Self-initiated interaction refers to the AI's ability to engage in a conversation or task without constant direction from the user. It involves the AI understanding the context and objectives well enough to ask relevant questions, provide updates, or suggest next steps on its own.

💡Prompt Iteration

Prompt iteration is the process of refining and adjusting prompts based on the AI's responses and the user's needs. This iterative approach helps to improve the clarity and effectiveness of the AI's outputs over time, as the prompts are continually optimized to elicit better responses.

Highlights

The introduction of the 7R Prompt method, a framework designed to enhance communication and problem-solving skills.

The 7R Prompt method can be applied throughout one's life, emphasizing its long-term utility and versatility.

The method involves structuring prompts with clarity and specificity, improving the quality of discussions and decision-making.
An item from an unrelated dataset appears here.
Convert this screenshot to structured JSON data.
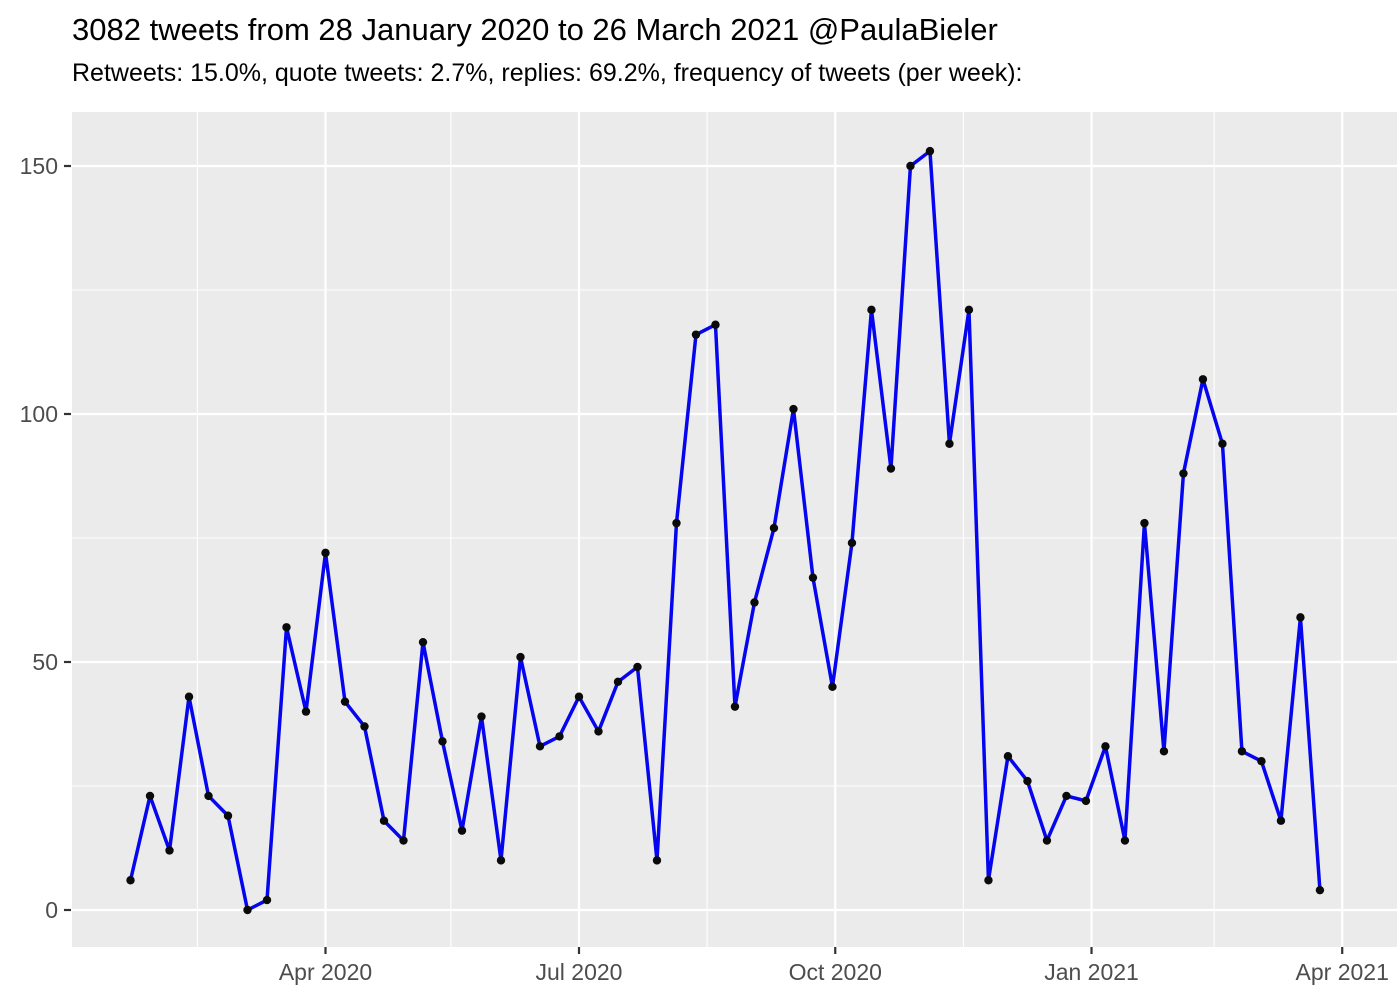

The importance of breaking down complex tasks into step-by-step processes, especially in fields like mathematics.

The inclusion of fairness and feedback mechanisms within the 7R Prompt framework to ensure balanced and constructive interactions.

The concept of providing references or examples to support the prompts, enhancing understanding and context.

The use of the 7R Prompt method in various scenarios, such as press releases and role-playing exercises.

The detailed explanation of each R in the 7R Prompt method, from defining roles and requests to refining and evaluating responses.

The application of the 7R Prompt method in a business setting, demonstrating its practicality and adaptability.

The emphasis on the agent's ability to autonomously follow the prompts and scenarios, showcasing the potential for AI to take initiative.

The provision of a special R for handling exceptional scenarios, highlighting the method's comprehensiveness.

The example of creating a coaching prompt using the 7R method, illustrating its use in personal development and support.

The discussion on the legal implications of certain product claims, such as weight loss creams, within the 7R framework.

The demonstration of how the 7R Prompt method can be used to handle customer complaints and improve service quality.

The potential of the 7R Prompt method to transform AI into a more autonomous agent, capable of progressing tasks without constant input.

The encouragement for users to create their own prompts and scenarios using the 7R method, fostering creativity and independence.

The mention of GPT's evolving capabilities, suggesting that future versions may better utilize the 7R Prompt method for various applications.